Ama sonra, Satoshi'nin kod deposundan gerçek halefiyet iddiasında bulunarak, basitçe Satoshi istemcisini genişlettiklerini ve yaptıkları her ne olursa olsun vizyonunu onurlandırdıklarını iddia ettiler çünkü Satoshi Gavin'i sorumlu tuttu ve Gavin, Greg ve arkadaşlarını sorumlu tuttu, yani hanedan veraseti konusunda hemfikirseniz, Greg Maxwell temelde Satoshi'ydi! (eyes head) kullanıma sunma

Yani, şimdiye kadar birkaç ders:

  1. Girişler ve anahtarlar kimlik değildir.
  2. Çekirdek Geliştiricilerin sizi Kral Satoshi 3. olarak düşünmenizi istiyor.
  3. Tarih, onu yazan CIA ajanı kadar güvenilirdir.
  4. Eğer mirasınıza önem veriyorsanız, spor salonunuzu pazarlamada gerçekten iyi olun ( Bence. )

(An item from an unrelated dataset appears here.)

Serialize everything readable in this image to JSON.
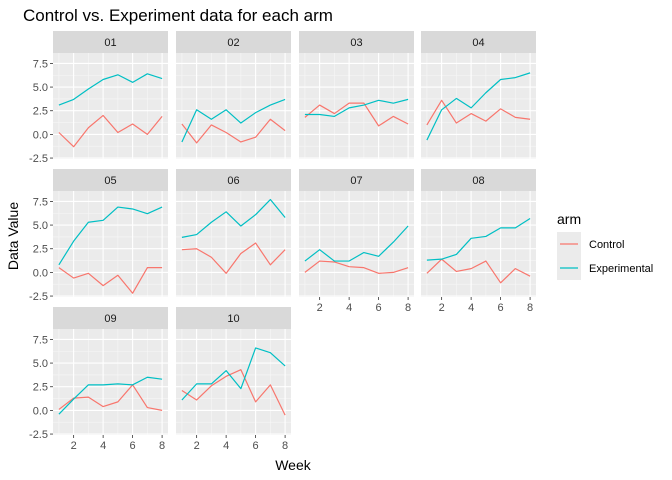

Ama bekle! Bitcoin bunu çözer!

Bitcoin'ın son yüz yıldır yaygın olarak kullanıldığını hayal edin!

I. Dünya Savaşı, II. Dünya Savaşı, Vietnam, Terörle Savaş'tan uzak kalmış olabilir ve hiç Başkan Ford ( veya birkaç diğeri olmamış olabilirdi…) ve bütün endüstriler ve uluslar tamamen farklı olurdu. Ama fazla spekülasyon yapmayalım!

Bugün, Satoshi Nakamoto'nun kim olduğunu kesin olarak bilmiyor olabiliriz, ancak biz "HEPSİ SATOSHI" değiliz ve eğer Bitcoin'de doğrulama sistemlerini doğru bir şekilde kullanıyor olsaydık, bu adamın yıllık ortaya çıkışlarına da maruz kalmazdık!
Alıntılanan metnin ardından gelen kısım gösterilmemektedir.